Trying to find information on the internet is like trying to find good bands on MySpace. Occasionally, you’ll find something great, but you have to sift through a lot of crap first, and sometimes the best-looking pages are the ones least likely to provide something good.
Today in class, we looked at several websites and rated them for credibility. The first one, http://zapatopi.com/blackhelicopters/, was a detailed explanation of how microscopic black helicopters infiltrate the human skull to control our minds in preparation for the New World Order. It’s a professional-looking site. Clear and easy to read, with ads and a well-thought-out interface, it includes many visual aids that are clear and appear credible. It’s rather obvious to an intelligent adult that the whole thing is hogwash, but to someone without the filters that an intelligent adult has developed, it could make a scary amount of sense, as the ridiculousness of the message is disguised by the slickness of the packaging.

- Flow Chart of how Black Helicopters reproduce
Flow charts.
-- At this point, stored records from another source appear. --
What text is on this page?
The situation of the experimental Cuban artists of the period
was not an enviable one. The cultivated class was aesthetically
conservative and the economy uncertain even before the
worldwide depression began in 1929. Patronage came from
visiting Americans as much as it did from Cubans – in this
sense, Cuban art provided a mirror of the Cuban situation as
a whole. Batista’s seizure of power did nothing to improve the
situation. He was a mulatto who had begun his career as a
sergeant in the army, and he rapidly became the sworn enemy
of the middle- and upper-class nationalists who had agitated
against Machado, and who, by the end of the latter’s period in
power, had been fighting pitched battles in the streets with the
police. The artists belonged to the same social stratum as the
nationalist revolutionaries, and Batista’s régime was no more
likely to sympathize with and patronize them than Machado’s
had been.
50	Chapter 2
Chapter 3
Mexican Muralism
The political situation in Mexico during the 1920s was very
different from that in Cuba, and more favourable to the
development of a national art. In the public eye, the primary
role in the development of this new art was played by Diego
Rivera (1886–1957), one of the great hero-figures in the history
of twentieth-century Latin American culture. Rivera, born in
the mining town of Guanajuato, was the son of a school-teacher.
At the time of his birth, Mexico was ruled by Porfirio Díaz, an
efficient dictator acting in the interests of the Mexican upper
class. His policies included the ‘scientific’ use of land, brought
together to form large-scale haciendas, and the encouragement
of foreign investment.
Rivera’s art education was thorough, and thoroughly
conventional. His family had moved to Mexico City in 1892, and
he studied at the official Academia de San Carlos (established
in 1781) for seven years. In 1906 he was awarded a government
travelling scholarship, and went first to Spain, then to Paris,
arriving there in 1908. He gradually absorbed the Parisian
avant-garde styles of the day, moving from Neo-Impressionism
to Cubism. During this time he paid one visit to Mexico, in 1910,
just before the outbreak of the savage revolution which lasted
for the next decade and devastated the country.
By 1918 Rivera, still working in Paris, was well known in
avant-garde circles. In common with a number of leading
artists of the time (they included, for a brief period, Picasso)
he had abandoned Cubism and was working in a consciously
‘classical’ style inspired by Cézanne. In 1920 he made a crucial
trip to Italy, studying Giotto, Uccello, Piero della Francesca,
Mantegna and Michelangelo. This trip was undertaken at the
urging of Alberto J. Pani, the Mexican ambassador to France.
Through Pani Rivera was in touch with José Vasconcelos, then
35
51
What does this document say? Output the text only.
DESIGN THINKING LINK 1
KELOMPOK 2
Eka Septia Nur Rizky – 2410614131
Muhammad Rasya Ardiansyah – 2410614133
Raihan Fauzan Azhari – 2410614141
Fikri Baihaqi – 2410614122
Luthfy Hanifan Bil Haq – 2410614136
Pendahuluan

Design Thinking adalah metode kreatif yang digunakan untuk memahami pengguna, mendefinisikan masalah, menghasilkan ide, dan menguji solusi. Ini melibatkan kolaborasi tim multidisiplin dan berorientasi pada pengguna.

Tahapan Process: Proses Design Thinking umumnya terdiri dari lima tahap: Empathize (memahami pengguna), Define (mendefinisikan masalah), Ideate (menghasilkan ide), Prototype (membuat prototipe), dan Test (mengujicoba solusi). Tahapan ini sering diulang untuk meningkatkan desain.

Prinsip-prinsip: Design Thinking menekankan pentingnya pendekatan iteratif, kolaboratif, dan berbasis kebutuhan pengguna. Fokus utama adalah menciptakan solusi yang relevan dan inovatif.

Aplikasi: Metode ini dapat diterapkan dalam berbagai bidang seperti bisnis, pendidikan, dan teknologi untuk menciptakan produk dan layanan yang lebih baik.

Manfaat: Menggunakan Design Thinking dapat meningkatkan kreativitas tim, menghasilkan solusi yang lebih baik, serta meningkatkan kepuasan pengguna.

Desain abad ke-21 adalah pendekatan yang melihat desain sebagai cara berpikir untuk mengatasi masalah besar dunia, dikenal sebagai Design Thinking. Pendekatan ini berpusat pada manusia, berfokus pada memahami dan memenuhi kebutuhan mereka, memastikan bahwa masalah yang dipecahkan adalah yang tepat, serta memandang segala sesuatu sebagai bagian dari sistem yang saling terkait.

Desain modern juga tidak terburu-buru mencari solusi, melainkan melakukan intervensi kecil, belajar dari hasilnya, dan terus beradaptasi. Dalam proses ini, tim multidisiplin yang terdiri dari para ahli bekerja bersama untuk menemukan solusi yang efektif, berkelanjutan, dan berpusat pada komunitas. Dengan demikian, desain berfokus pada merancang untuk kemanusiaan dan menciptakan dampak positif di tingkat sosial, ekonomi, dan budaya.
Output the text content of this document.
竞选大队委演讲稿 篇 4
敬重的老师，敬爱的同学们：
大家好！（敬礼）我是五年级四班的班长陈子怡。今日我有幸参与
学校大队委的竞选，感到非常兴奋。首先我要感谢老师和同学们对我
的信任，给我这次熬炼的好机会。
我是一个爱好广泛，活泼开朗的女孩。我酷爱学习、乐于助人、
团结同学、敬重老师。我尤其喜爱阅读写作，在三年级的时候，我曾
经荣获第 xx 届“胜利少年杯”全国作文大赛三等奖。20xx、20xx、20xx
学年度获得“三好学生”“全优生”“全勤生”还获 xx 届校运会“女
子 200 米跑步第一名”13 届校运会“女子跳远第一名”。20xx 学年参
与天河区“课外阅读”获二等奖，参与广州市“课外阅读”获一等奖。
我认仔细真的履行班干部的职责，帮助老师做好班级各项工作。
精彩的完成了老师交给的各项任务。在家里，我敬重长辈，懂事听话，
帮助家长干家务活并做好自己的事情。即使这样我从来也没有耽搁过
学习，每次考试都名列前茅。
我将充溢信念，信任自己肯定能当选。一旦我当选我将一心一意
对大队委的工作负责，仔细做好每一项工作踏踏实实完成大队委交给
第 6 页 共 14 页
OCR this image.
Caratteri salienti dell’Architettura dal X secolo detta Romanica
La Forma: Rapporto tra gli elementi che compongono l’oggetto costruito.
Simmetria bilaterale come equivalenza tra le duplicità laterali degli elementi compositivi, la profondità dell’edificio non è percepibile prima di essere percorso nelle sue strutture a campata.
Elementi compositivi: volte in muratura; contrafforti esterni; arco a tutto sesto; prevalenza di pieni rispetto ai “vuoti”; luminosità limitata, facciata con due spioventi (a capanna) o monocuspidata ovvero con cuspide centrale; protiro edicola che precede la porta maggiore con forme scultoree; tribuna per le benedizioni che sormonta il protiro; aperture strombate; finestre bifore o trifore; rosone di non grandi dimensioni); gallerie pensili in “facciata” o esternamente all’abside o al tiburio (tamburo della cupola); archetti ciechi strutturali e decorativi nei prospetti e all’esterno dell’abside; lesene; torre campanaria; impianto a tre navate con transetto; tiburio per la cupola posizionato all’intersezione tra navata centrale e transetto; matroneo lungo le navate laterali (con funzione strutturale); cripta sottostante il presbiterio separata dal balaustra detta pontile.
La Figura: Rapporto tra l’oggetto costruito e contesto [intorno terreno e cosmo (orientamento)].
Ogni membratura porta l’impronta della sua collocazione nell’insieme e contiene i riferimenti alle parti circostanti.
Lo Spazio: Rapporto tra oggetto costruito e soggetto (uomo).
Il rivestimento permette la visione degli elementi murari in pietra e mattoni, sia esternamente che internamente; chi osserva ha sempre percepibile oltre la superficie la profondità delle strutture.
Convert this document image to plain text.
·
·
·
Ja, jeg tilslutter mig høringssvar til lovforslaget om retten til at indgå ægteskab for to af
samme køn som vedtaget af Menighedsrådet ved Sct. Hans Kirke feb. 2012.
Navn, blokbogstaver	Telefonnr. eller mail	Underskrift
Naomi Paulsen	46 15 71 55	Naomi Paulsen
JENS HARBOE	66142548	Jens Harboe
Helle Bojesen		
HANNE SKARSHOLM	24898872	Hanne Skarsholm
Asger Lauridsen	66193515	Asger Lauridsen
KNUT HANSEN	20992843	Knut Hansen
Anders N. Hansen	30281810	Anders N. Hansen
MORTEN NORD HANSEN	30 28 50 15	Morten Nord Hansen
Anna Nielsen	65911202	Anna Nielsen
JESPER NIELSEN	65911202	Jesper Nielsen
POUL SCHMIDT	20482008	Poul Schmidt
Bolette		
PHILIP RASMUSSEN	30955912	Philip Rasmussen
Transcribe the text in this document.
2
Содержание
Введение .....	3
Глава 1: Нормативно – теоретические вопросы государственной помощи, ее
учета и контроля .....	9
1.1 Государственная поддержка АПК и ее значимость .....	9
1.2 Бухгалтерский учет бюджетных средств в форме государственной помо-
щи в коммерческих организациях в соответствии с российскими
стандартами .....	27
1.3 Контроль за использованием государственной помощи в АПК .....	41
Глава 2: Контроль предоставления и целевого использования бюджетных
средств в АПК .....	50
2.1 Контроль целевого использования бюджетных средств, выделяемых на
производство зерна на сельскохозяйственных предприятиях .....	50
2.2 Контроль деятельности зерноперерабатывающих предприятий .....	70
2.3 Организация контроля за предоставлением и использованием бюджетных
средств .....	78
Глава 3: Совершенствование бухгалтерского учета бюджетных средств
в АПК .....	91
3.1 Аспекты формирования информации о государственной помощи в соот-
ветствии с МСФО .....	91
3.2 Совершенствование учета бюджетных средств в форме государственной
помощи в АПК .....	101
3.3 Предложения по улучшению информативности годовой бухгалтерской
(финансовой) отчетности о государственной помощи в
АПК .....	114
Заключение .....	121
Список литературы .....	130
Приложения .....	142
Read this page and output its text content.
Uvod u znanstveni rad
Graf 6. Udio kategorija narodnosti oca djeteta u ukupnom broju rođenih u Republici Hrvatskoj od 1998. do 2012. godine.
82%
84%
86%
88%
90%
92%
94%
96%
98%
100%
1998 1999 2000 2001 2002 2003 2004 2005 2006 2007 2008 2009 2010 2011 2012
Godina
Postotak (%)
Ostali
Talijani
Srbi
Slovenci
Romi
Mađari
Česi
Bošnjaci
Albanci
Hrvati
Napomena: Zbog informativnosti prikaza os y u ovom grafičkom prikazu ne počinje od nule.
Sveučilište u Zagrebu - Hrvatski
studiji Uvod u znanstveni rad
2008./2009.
They make everything look 29% more credible, until you realize it’s a flowchart on the reproduction of black helicopters.
This is one method of making a website look more credible than it should be. Great packaging.
Another way of being fooled into the credibility of a website is Google ranking. We looked at the google rankings when an individual types in ‘Martin Luther King Jr’, which would be a common search term for students. The Reverend Martin Luther King, Jr. is one of the most commonly studied figures in secondary education.
And the number 5 search result on Google is this:
Martin Luther King-A True Historical Examination
Google is often erroneously regarded as an authority on information; people often forget that it does not rate information on accuracy; it rates sites based on the number of sites it links to, the number of sites that link to it, and paid advertising, among other things. The fact that this site is called www.martinlutherking.org makes it appear to be credible to students who have not yet developed the skills to evaluate and judge the crediblity of web sites, as well as contributing to its high ranking on Google, which also makes it appear more credible to the average student.
Wikipedia has an amazing breadth of knowledge and is mostly accurate, but the user-edited nature of the site does call its credibility into question. You simply can’t know how accurate something is without doing further research. However, Wikipedia can be a good springboard into further research, as Darren Crovitz and W. Scott Smoot point out in an article on Wikipedia in the classroom. “After introducing students to Wikipedia, teachers
might begin by using the site as an entry point into deeper and more creative research than typical assignments
require,” they point out, and this highlights the opportunity Wikipedia offers to teachers that counterbalances the weaknesses of the site. One can also use the references that accompany most Wikipedia articles as a way to judge its accuracy.